Buprenorphine helps reduce cravings, shortens the detox process process, and improves withdrawal symptoms. It may also be used for long-term maintenance. Naltrexone works as a reversal agent. It can prevent misuse, as it blocks the effects of opioids if they are taken.

Other medications may be used to manage the symptoms of withdrawal, such as anti-anxiety medications for anxiety, sleep medications for insomnia, and medications for nausea, vomiting, and diarrhea.

wolf creek recovery fentanyl withdrawals

Get Treatment for Fentanyl Withdrawal in Prescott, AZ

Fentanyl detox is the first step in the recovery process. While withdrawal symptoms can be uncomfortable, there are ways to make this process easier and more tolerable. Tapering off opioids makes it possible to manage withdrawal symptoms so that they are not as intense and sudden. Taking the appropriate medications can also help by managing withdrawal symptoms, reducing cravings, and blocking the effects of opioids.

Once you are through the detox period, treatment for fentanyl use disorder begins. This includes therapies such as cognitive behavioral therapy and motivational enhancement therapy. You will also continue taking the appropriate medications to help make your recovery successful. With the right support, it is possible to make a full recovery from fentanyl use disorder. People learn to find happiness and feel good again in their everyday lives.

Wolf Creek Recovery is a rehabilitation center in Prescott, AZ, about 100 miles outside of Phoenix. We are known for our mild year-round climate and pleasant seasons. Our staff takes advantage of this by getting clients outdoors for outdoor therapy, teambuilding, and relaxation. Because our staff is also in recovery, we are truly one big family learning new ways to cope and rebuild our lives. To learn more about our programs, contact us today at 833-732-8202

FAQs About Withdrawals From Fentanyl

Why do fentanyl withdrawals happen?

When your brain becomes dependent on fentanyl, it has come to rely on the substance to produce normal amounts of dopamine. When you quit, the brain lacks normal levels, and the efforts to restore them bring on the symptoms of withdrawal.

What are the common symptoms of fentanyl withdrawal?

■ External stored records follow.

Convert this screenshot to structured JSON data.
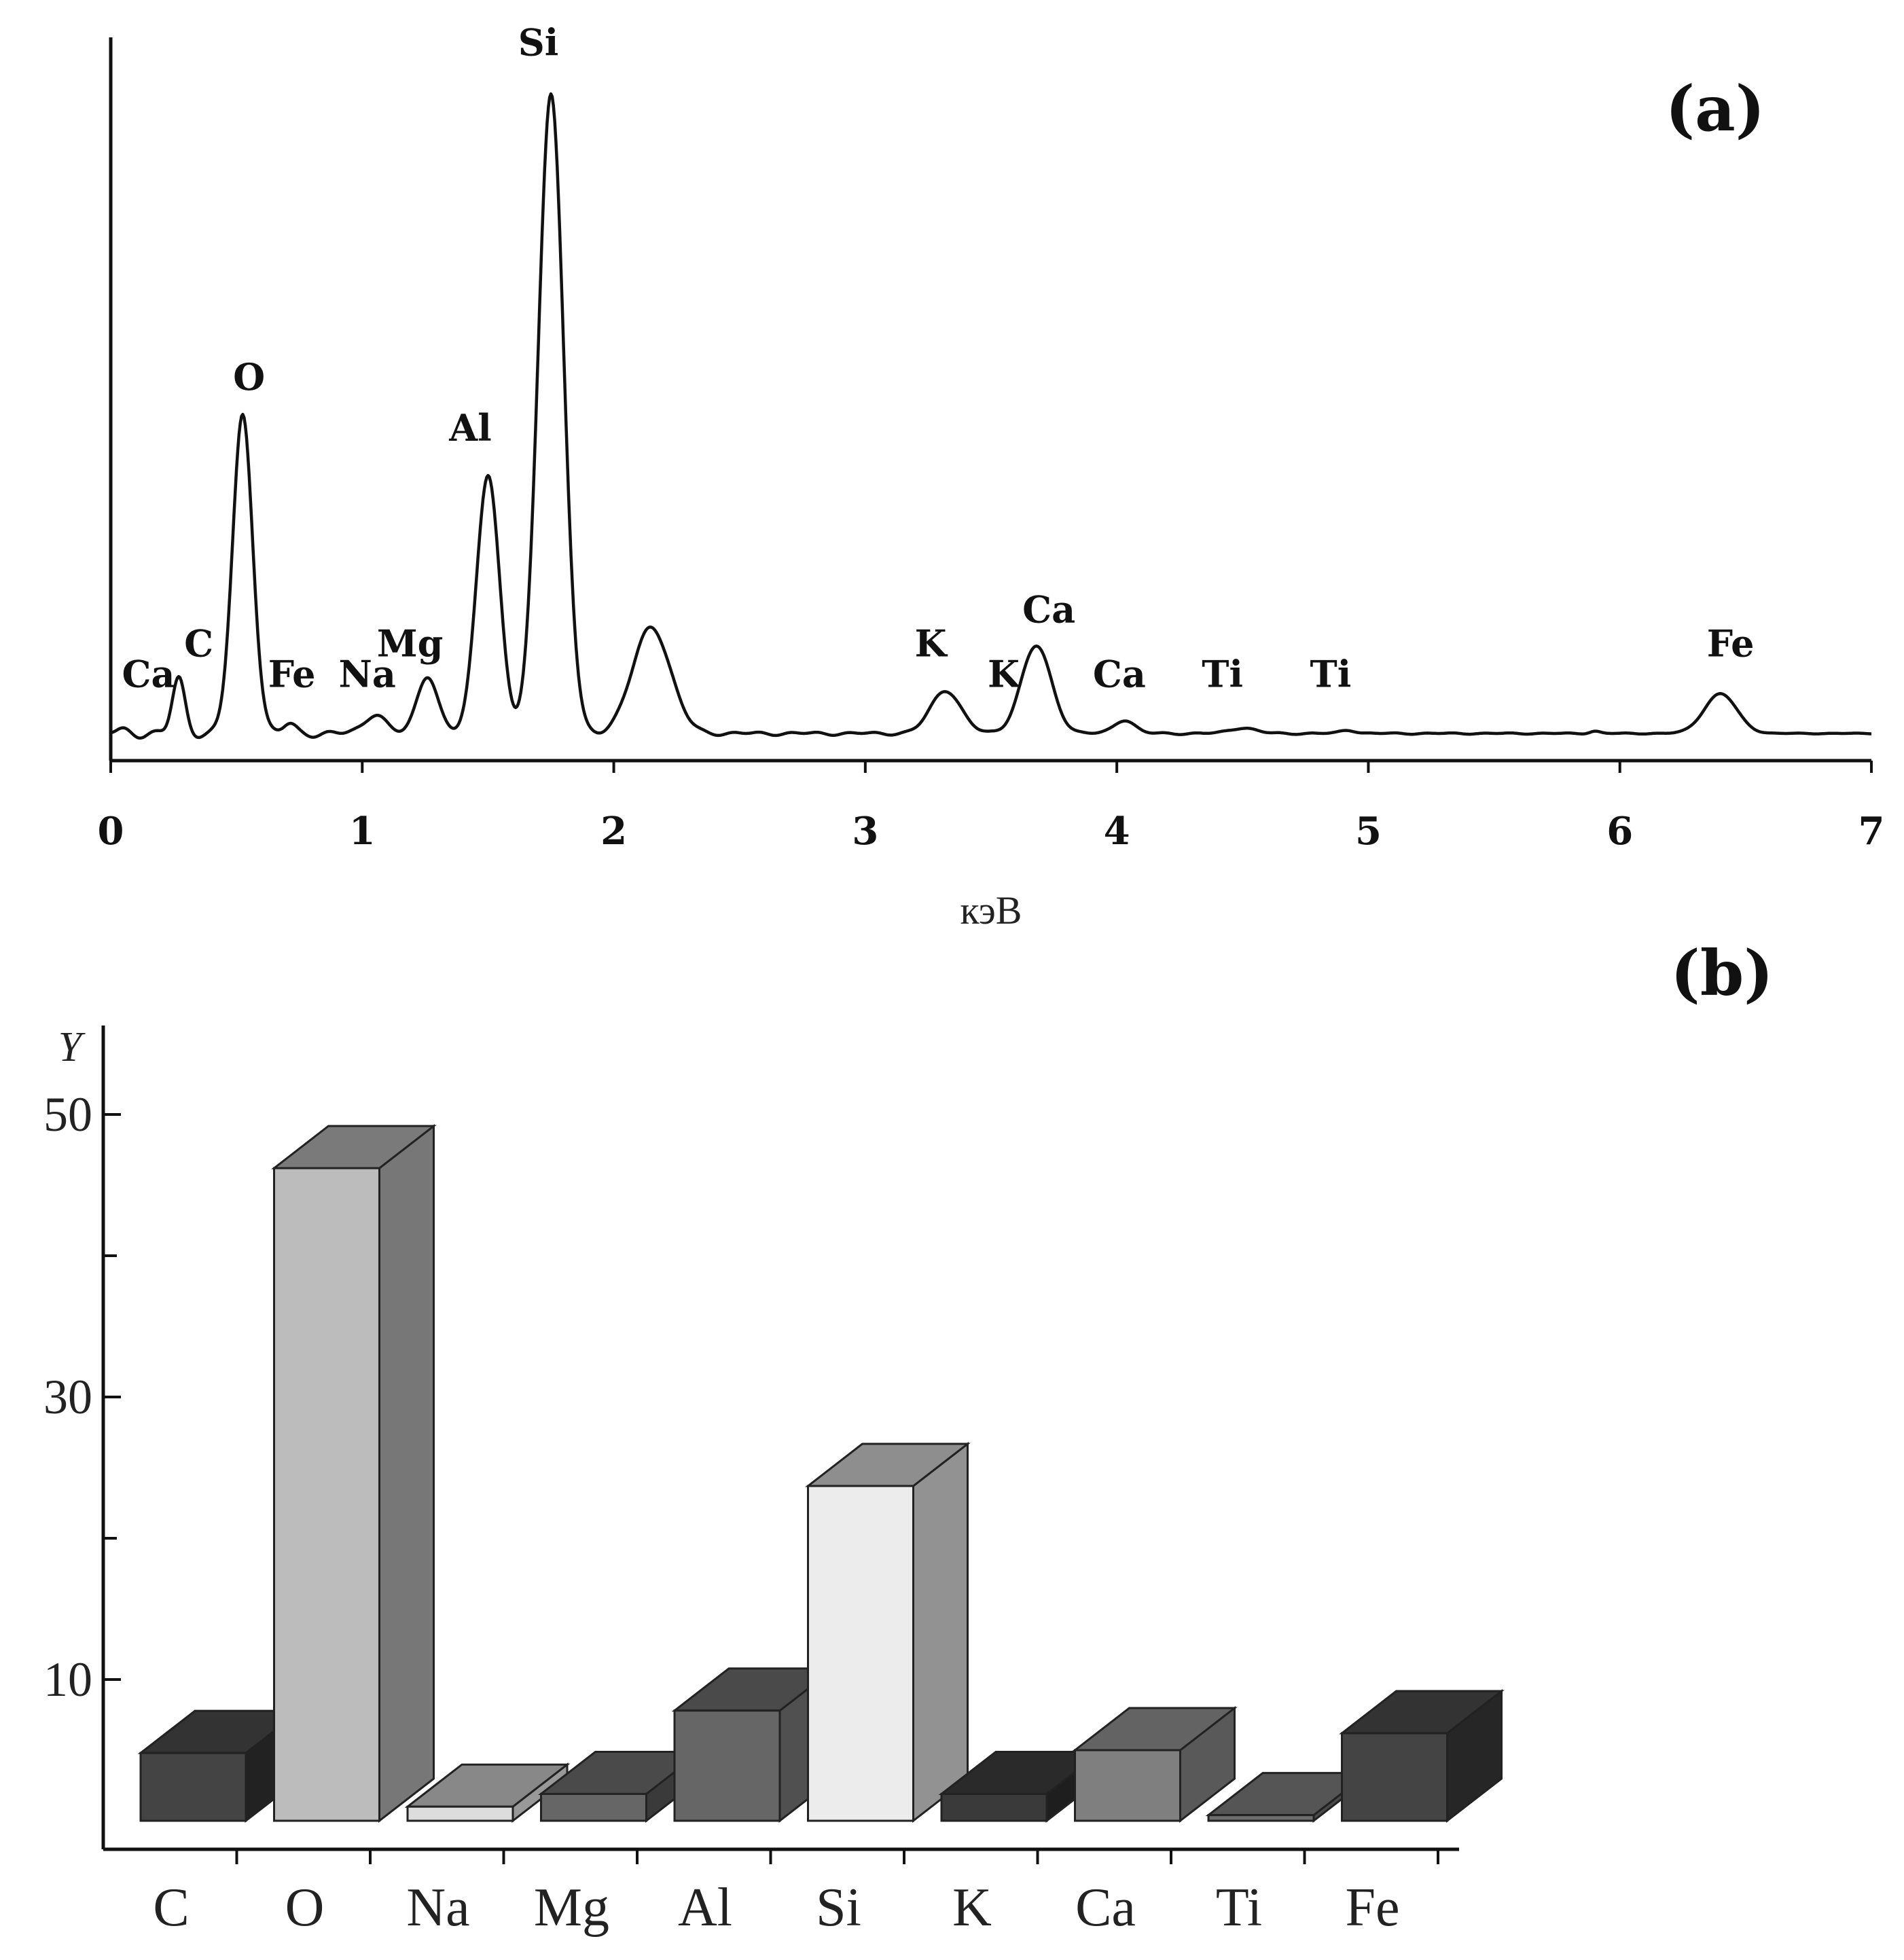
{
  "chart_data": [
    {
      "type": "line",
      "panel_label": "(a)",
      "xlabel": "кэВ",
      "ylabel": "",
      "xlim": [
        0,
        7
      ],
      "x_ticks": [
        "0",
        "1",
        "2",
        "3",
        "4",
        "5",
        "6",
        "7"
      ],
      "grid": false,
      "baseline": 1.2,
      "peaks": [
        {
          "x": 0.05,
          "h": 0.25,
          "w": 0.03
        },
        {
          "x": 0.27,
          "h": 4.8,
          "w": 0.025
        },
        {
          "x": 0.525,
          "h": 28.0,
          "w": 0.04
        },
        {
          "x": 0.71,
          "h": 0.8,
          "w": 0.025
        },
        {
          "x": 1.05,
          "h": 1.8,
          "w": 0.04
        },
        {
          "x": 1.26,
          "h": 5.2,
          "w": 0.04
        },
        {
          "x": 1.5,
          "h": 23.0,
          "w": 0.045
        },
        {
          "x": 1.75,
          "h": 56.5,
          "w": 0.05
        },
        {
          "x": 2.15,
          "h": 9.4,
          "w": 0.075
        },
        {
          "x": 3.32,
          "h": 3.8,
          "w": 0.06
        },
        {
          "x": 3.68,
          "h": 7.7,
          "w": 0.06
        },
        {
          "x": 4.03,
          "h": 1.2,
          "w": 0.04
        },
        {
          "x": 4.5,
          "h": 0.5,
          "w": 0.05
        },
        {
          "x": 4.92,
          "h": 0.3,
          "w": 0.03
        },
        {
          "x": 5.9,
          "h": 0.2,
          "w": 0.02
        },
        {
          "x": 6.4,
          "h": 3.5,
          "w": 0.065
        }
      ],
      "annotations": [
        {
          "text": "Ca",
          "x": 0.15,
          "y": 5.3
        },
        {
          "text": "C",
          "x": 0.35,
          "y": 8.0
        },
        {
          "text": "O",
          "x": 0.55,
          "y": 31.5
        },
        {
          "text": "Fe",
          "x": 0.72,
          "y": 5.3
        },
        {
          "text": "Na",
          "x": 1.02,
          "y": 5.3
        },
        {
          "text": "Mg",
          "x": 1.19,
          "y": 8.0
        },
        {
          "text": "Al",
          "x": 1.43,
          "y": 27.0
        },
        {
          "text": "Si",
          "x": 1.7,
          "y": 61.0
        },
        {
          "text": "K",
          "x": 3.26,
          "y": 8.0
        },
        {
          "text": "K",
          "x": 3.55,
          "y": 5.3
        },
        {
          "text": "Ca",
          "x": 3.73,
          "y": 11.0
        },
        {
          "text": "Ca",
          "x": 4.01,
          "y": 5.3
        },
        {
          "text": "Ti",
          "x": 4.42,
          "y": 5.3
        },
        {
          "text": "Ti",
          "x": 4.85,
          "y": 5.3
        },
        {
          "text": "Fe",
          "x": 6.44,
          "y": 8.0
        }
      ]
    },
    {
      "type": "bar",
      "panel_label": "(b)",
      "ylabel": "Y",
      "xlabel": "",
      "ylim": [
        0,
        57
      ],
      "y_ticks": [
        10,
        30,
        50
      ],
      "grid": false,
      "categories": [
        "C",
        "O",
        "Na",
        "Mg",
        "Al",
        "Si",
        "K",
        "Ca",
        "Ti",
        "Fe"
      ],
      "values": [
        4.8,
        46.2,
        1.0,
        1.9,
        7.8,
        23.7,
        1.9,
        5.0,
        0.4,
        6.2
      ],
      "colors": [
        {
          "front": "#444444",
          "top": "#333333",
          "side": "#222222"
        },
        {
          "front": "#bcbcbc",
          "top": "#7a7a7a",
          "side": "#777777"
        },
        {
          "front": "#dddddd",
          "top": "#888888",
          "side": "#999999"
        },
        {
          "front": "#666666",
          "top": "#4a4a4a",
          "side": "#3a3a3a"
        },
        {
          "front": "#666666",
          "top": "#4a4a4a",
          "side": "#505050"
        },
        {
          "front": "#ececec",
          "top": "#8e8e8e",
          "side": "#929292"
        },
        {
          "front": "#3a3a3a",
          "top": "#2a2a2a",
          "side": "#1e1e1e"
        },
        {
          "front": "#7f7f7f",
          "top": "#636363",
          "side": "#595959"
        },
        {
          "front": "#6e6e6e",
          "top": "#555555",
          "side": "#4a4a4a"
        },
        {
          "front": "#444444",
          "top": "#333333",
          "side": "#262626"
        }
      ]
    }
  ]
}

Fentanyl withdrawal symptoms include aches and pains, restlessness, trouble sleeping, watery nose and eyes, goosebumps, sweating, yawning, and an increased sensitivity to pain.

What does protracted withdrawal symptoms mean?

Protracted withdrawal symptoms are symptoms that persist after the expected acute withdrawal period. These symptoms typically include insomnia, anxiety, depression, and dysphoria, and can last for months or years.

How long does fentanyl withdrawal last? 

Symptoms from fentanyl withdrawal usually occur within 6 to 12 hours from the last use, peak around one to three days, and then begin to taper off.

Are there medications that can help with fentanyl withdrawal?

Yes, the FDA has approved medications to help with withdrawal. These medications decrease cravings, reduce withdrawal symptoms, and block the effects of opioids. Some can even be used long-term to maintain abstinence.